Textes d’aujourd’hui pour le théâtre. Ces publications sont régulièrement soutenues par la Région Languedoc-Roussillon, et depuis 2003 par la SACD.

Les Poussières de C.

ISBN : 978-2-84705-180-3
EAN : 9782847051803

13x21cm, 48 p., 12 €
une jeune femme

2019

C. et la narratrice sont amies. De longue date. La première part vivre à Moscou sur un coup de tête, la seconde décide de la rejoindre – pour voir, pour comprendre un pays qui lui est en tout point étranger.

S’ensuit un voyage initiatique au féminin, une quête de soi, de l’autre, à l’époque des nuits blanches. Une conquête d’un corps immortel à travers la fréquentation des extrêmes.

Les Poussières de C. est avant tout une réflexion sur l’absolu qui pousse toutes les grandes amitiés à aller jusqu’au bout d’elles-mêmes. Pour se prouver que l’on est vivant, avec l’autre, qu’il n’y a pas de finitude possible dans les aventures que l’on se promet à deux. Puisque l’on est deux.

Distinction

La pièce reçoit le Prix Hypolipo 2017, créé cette année-là et décerné par la maison des écritures et des écritures transmédias (M.E.E.T) à Orcet (63).

Extrait de presse

« Les Européens de l’ouest, que nous sommes, ont bien du mal à faire de l’immense Russie un territoire imaginaire : elle nous dépasse. Nous nous contentons à quelques exceptions près de l’appréhender à travers une série de clichés, de caricatures.
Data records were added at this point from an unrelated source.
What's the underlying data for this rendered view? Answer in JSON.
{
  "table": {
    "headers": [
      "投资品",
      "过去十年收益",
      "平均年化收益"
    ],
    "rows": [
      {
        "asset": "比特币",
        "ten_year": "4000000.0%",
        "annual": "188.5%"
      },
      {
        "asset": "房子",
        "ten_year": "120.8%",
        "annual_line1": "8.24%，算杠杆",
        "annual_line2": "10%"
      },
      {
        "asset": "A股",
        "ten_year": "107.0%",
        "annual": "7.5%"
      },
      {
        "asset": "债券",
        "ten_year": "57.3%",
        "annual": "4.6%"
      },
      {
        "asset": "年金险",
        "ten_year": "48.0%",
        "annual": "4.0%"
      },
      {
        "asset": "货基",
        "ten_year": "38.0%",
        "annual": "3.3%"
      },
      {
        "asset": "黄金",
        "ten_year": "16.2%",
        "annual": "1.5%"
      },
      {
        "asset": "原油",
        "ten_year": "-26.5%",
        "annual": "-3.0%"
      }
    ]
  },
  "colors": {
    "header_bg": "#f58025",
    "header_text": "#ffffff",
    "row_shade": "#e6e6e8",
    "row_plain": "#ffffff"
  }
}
Et souvent nous l’ignorons, à la différence de l’Amérique qui a nourri tant de fois notre littérature, notre cinéma, etc.

Marion Guilloux, dans sa très courte pièce composée d’un prologue, d’un épilogue et de 15 « moments », pourtant se transporte dans la Russie de 2015, celle de la région de Moscou et de ses tristes banlieues grises et des nuits blanches.

Nous suivons la trajectoire de deux filles : la narratrice, d’une part, qui dit « je », construit ainsi dans le langage dramatique un monologue central, narratrice dont nous ignorons le nom, et d’autre part son amie installée dans la capitale russe, dont une seule lettre, C, constitue son identité anonyme et secrète, déjà en voie de disparition. (…)

Le séjour est aussi le temps de ce qui se défait inexorablement entre les deux jeunes femmes. »

[Marie du Crest, La Cause littéraire, 26 juin 2019]


« Comment dire l’émotion ? Comment faire partager ce tremblement qui vous saisit, chaque fois que le souvenir fait retour, alors même que l’objet qui l’a causé s’éloigne, dans le temps et dans l’espace ? Par l’écriture, bien sûr, cette providence des voyageurs (…)

[L’auteure] plonge dans le délire baroque et concassé du Moscou post-soviétique, peut-être le seul lieu de la planète où toute folie est possible, et où le délire le plus radical semble moins qu’une étincelle dans un feu de forêt.

De cette quête sauvage d’absolu qui est aussi un chant d’amour désespéré, C. ne reviendra pas, engloutie par la Russie orthodoxe, sa démesure et sa violence. Car c’est bien elle, la Russie, personnage centrale et dionysiaque de cette Odyssée (…)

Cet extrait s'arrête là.